Разумеется, контроль партии над вооруженными силами оставался чисто номинальным. Ни для кого не была секретом открытая вражда между диктатором и офицерским составом армии, авиации и флота, особенно флота – с его замкнутой кастовостью, традиционным «esprit de corps»6 и огромным влиянием церкви, перенесенным в кают-компании броненосцев из чопорных особняков Баррио Норте.
Не поддержав выступление шестнадцатого июня, оставшееся, таким образом, как бы частной затеей группы офицеров, вооруженные силы продолжали сохранять внешнюю лояльность по отношению к правительству. Новобранцы в казармах зазубривали наизусть основные положения «Доктрины перонизма», Перон писал свой очередной труд – «Десять заповедей солдата», а в офицерских казино подвыпившие лейтенанты поднимали бокалы «за близкие перемены», и на загородную кинту известного генерала в отставке чуть ли не каждый уик-энд – совсем не по сезону – съезжались большими группами полковники и коммодоры. Военный министр Coca Молина назначил на первую половину сентября проведение больших весенних маневров на плоскогорье Пампа-де-Олаэн. Внешне все было спокойно, но в эту зиму видимость уже никого не обманывала.
Хиль Ларральде, как и большинство его коллег и знакомых, относился к происходящему скорее безучастно. Прошло время, когда оппозиция надеялась добиться каких-то перемен в стране собственными силами; политические партии, кроме правящей, были разогнаны, на восемь правительственных газет в столице осталась одна оппозиционная, ни одно издательство Аргентины не смело опубликовать хотя бы строчки, направленной против «хустисиализма»…

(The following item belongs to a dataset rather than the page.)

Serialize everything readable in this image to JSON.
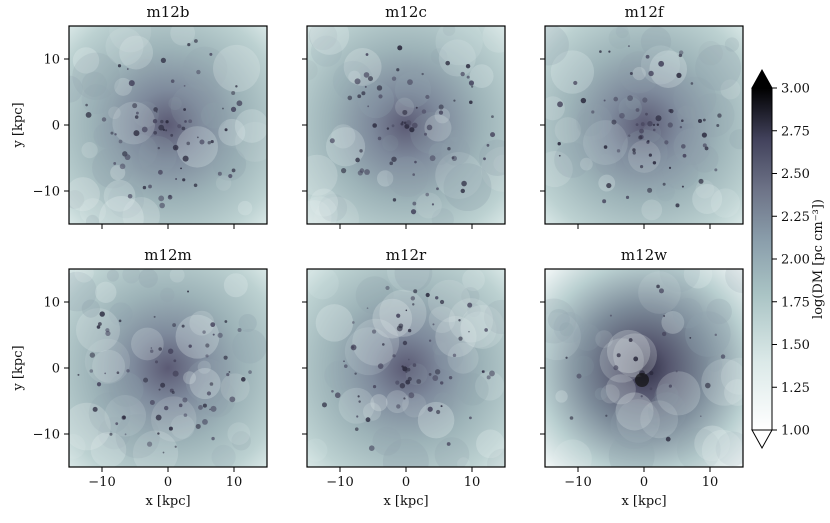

У страны, дошедшей до подобной степени гражданского унижения, есть один выход – революция. О революции Хиль и ему подобные мечтали уже несколько лет, но совершить ее пока не удалось. Некоторые, как Пико Ретондаро, принимали участие в отдельных отчаянных выступлениях, расплачиваясь смертью, тюрьмой или изгнанием. Другие ждали. Просто смотрели и ждали, что будет.
Дело в том, что диктатура доживала последние свои сроки. Это видел каждый. Но каждый чувствовал, что падет она не от народной революции, а от казарменного переворота, и переворот может означать только лишь замену имени диктатора и названия партии. К весне пятьдесят пятого года в Аргентине осталось две силы, способные оспаривать государственную власть: правительство и армия. С минуты на минуту они должны были схватиться в открытой борьбе, но исход этой борьбы, каким бы он ни оказался, был слишком далек от интересов народа, и народ не чувствовал ни малейшей склонности вступаться за ту или другую сторону.

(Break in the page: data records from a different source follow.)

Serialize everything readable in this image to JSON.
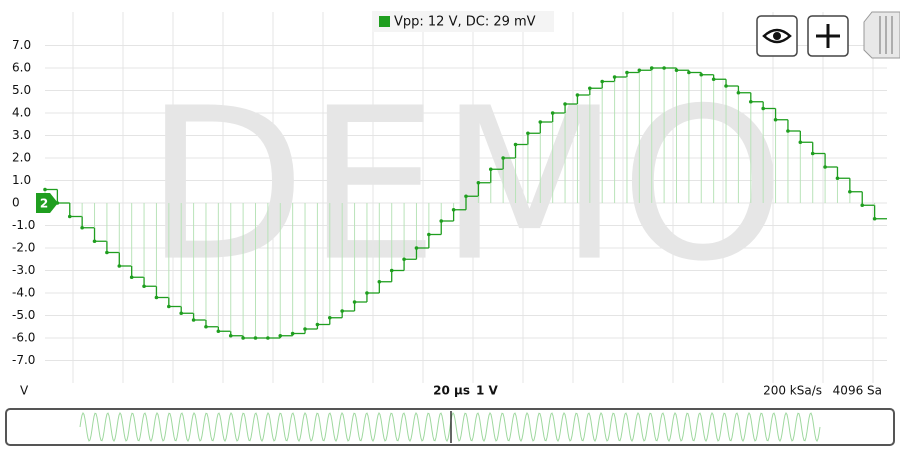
{
  "chart_data": {
    "type": "line",
    "legend": "Vpp: 12 V, DC: 29 mV",
    "color": "#1f9e1f",
    "ylabel": "V",
    "channel": "2",
    "watermark": "DEMO",
    "timebase": "20 µs",
    "volts_per_div": "1 V",
    "sample_rate": "200 kSa/s",
    "sample_count": "4096 Sa",
    "ylim": [
      -8,
      8.5
    ],
    "yticks": [
      {
        "value": 7,
        "label": "7.0"
      },
      {
        "value": 6,
        "label": "6.0"
      },
      {
        "value": 5,
        "label": "5.0"
      },
      {
        "value": 4,
        "label": "4.0"
      },
      {
        "value": 3,
        "label": "3.0"
      },
      {
        "value": 2,
        "label": "2.0"
      },
      {
        "value": 1,
        "label": "1.0"
      },
      0,
      {
        "value": -1,
        "label": "-1.0"
      },
      {
        "value": -2,
        "label": "-2.0"
      },
      {
        "value": -3,
        "label": "-3.0"
      },
      {
        "value": -4,
        "label": "-4.0"
      },
      {
        "value": -5,
        "label": "-5.0"
      },
      {
        "value": -6,
        "label": "-6.0"
      },
      {
        "value": -7,
        "label": "-7.0"
      }
    ],
    "grid": true,
    "values": [
      0.6,
      0.0,
      -0.6,
      -1.1,
      -1.7,
      -2.2,
      -2.8,
      -3.3,
      -3.7,
      -4.2,
      -4.6,
      -4.9,
      -5.2,
      -5.5,
      -5.7,
      -5.9,
      -6.0,
      -6.0,
      -6.0,
      -5.9,
      -5.8,
      -5.6,
      -5.4,
      -5.1,
      -4.8,
      -4.4,
      -4.0,
      -3.5,
      -3.0,
      -2.5,
      -2.0,
      -1.4,
      -0.8,
      -0.3,
      0.3,
      0.9,
      1.5,
      2.0,
      2.6,
      3.1,
      3.6,
      4.0,
      4.4,
      4.8,
      5.1,
      5.4,
      5.6,
      5.8,
      5.9,
      6.0,
      6.0,
      5.9,
      5.8,
      5.7,
      5.5,
      5.2,
      4.9,
      4.5,
      4.2,
      3.7,
      3.2,
      2.7,
      2.2,
      1.6,
      1.1,
      0.5,
      -0.1,
      -0.7
    ]
  }
}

В ту памятную ночь шестнадцатого июня, когда Пико спросил его о связи с «группой Альварадо», Хиль покривил душой, избежав прямого отрицательного ответа (потом ему было стыдно вспоминать об этом неожиданном и нелепом мальчишестве). Никакой прямой связи с Кордовой у него или у его друзей не было; он знал только, что доктор Альварадо вошел (может быть, даже возглавив ее) в группу гражданских лиц, главным образом из университетских кругов, решившую, несмотря ни на что, продолжать сотрудничество с определенной частью военных заговорщиков.
Понять побуждения старика было довольно сложно, так как незадолго до этого Альварадо едва не развалил своим уходом коалиционный центр в столице – тот самый, куда входил Ретондаро. Он и несколько ближайших его единомышленников мотивировали это нежеланием «сотрудничать с безответственными авантюристами», – Хилю передали собственные слова самого дона Бернардо. Что произошло с ним в Кордове – можно было только догадываться.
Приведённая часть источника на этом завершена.